The main issues come from confusing the ability to measure different actions with knowing how to change someone’s behavior. The simplest example of this is the simple null hypothesis of what would happen if that item wasn’t there? Just because 34% of people click on your hero image which is by far the highest amount on your homepage, what would happen if that image wasn’t there? You wouldn’t just lose 34% of people, they would instead interact with other part of the page. Would you make more less revenue? Would it be better or worse?
It also comes down to two different business questions. At face value the only possible question you could answer with just pattern analysis is, “What is an action we can take?”, in the ideal value business case you would instead answer “Based on my current finite resources, what is the action I can take to generate the most X” where X is your single success metric. Rates of value have no measure of ability to change or of cost to do so, and as such they can not answer many of the business questions that they are erroneously applied to.

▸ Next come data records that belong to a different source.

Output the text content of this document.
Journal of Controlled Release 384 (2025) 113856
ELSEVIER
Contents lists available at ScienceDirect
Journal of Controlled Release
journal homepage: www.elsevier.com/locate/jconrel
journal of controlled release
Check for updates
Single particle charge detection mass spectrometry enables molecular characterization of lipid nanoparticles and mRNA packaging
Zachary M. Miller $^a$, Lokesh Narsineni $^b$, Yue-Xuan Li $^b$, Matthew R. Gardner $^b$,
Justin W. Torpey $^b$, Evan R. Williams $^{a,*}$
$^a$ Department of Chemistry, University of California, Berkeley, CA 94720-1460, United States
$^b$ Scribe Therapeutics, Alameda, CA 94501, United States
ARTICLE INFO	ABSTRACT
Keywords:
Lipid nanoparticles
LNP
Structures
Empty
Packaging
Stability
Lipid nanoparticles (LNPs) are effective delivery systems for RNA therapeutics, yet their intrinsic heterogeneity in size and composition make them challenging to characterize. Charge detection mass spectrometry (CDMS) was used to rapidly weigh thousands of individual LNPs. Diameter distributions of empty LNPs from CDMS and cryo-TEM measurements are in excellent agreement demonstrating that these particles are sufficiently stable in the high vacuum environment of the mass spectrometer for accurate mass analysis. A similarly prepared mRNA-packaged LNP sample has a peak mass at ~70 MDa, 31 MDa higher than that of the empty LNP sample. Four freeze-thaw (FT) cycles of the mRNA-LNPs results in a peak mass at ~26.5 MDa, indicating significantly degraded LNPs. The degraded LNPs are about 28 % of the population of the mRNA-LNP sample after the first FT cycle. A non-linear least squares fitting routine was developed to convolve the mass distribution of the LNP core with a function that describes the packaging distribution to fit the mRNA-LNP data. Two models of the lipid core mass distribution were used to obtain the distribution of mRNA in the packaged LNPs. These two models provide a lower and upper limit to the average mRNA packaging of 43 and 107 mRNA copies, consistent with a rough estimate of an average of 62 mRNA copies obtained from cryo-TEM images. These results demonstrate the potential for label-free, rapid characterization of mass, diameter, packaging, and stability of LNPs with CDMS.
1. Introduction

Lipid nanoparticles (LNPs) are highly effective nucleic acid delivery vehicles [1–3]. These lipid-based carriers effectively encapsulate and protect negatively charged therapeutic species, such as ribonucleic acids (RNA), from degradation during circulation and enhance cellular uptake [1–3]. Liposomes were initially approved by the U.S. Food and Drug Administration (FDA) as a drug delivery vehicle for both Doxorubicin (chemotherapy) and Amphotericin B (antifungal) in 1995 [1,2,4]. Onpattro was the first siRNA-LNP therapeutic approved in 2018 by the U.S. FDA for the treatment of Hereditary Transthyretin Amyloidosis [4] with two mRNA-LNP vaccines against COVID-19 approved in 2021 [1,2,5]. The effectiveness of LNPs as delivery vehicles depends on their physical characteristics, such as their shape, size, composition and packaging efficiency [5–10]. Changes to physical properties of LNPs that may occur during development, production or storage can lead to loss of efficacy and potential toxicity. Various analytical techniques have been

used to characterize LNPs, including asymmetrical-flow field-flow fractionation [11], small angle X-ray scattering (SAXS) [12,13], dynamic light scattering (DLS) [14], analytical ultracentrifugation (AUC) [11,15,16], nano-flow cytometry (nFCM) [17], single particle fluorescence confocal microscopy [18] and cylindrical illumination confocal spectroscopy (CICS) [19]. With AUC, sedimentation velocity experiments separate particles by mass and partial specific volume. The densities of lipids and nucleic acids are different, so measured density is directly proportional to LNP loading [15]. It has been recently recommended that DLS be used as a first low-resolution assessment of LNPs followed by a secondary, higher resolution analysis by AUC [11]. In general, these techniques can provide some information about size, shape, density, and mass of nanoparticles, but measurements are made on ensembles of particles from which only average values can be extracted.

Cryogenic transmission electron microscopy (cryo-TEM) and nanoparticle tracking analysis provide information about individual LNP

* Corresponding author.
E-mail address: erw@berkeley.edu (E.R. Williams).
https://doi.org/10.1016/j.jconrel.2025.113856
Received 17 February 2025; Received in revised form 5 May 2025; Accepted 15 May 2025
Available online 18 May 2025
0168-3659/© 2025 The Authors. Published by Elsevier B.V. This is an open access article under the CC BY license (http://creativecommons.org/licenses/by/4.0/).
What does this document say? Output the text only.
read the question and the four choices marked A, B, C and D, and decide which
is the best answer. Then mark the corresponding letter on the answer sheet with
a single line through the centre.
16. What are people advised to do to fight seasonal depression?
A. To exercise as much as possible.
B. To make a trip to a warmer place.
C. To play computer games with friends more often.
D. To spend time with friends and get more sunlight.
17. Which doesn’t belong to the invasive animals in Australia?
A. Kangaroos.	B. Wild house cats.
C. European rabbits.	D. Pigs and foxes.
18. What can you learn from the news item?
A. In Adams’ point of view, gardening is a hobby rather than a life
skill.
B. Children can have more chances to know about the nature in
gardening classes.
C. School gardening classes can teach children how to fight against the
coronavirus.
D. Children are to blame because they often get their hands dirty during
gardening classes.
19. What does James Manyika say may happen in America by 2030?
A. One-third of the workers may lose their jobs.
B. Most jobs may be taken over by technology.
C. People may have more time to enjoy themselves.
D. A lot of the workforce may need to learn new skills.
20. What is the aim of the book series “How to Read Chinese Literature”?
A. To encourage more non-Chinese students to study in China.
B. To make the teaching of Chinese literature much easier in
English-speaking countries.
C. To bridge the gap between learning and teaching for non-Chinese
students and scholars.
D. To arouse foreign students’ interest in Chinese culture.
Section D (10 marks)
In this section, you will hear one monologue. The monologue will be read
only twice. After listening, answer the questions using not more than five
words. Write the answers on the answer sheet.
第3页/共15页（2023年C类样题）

Examples – Personalization, Funnel Analysis, Attribution, Page Analysis, Pathing, Channel Analysis
Solution – The real key is to make sure that built into any plans of optimization you are incorporating active data acquisition and a that you are always measuring null assumptions and measuring the value of items. This information combined with knowledge of influence and cost to change can be vital, but without it is likely empty noise. There are entire studies in math dedicated to this, with the most common being bandit based problem solving. Once you have actively acquired knowledge, you then will start to build information that can start to inform and improve the cost of data acquisition, but never replace it.
These are but two of the many areas where people consistently make mistakes when leveraging data and concepts from statistics to make false conclusions. Data should be your greatest asset not your greatest liability, but until you help your organization make data driven decisions and not data validated decision there are always going to be massive opportunities for improvement. Make it a focus to improve your organizations understanding and interaction with each of these concepts and you will start using far less resources and making far better outcomes. Failure to do so also insures the opposite outcomes over time.
Understand data and data discipline have to become your biggest areas of focus and educating others your primary directive if you truly want to see your organization take the next step. Don’t let just reporting data or making claims of analysis be enough for you and you will quickly find that it is not enough for others.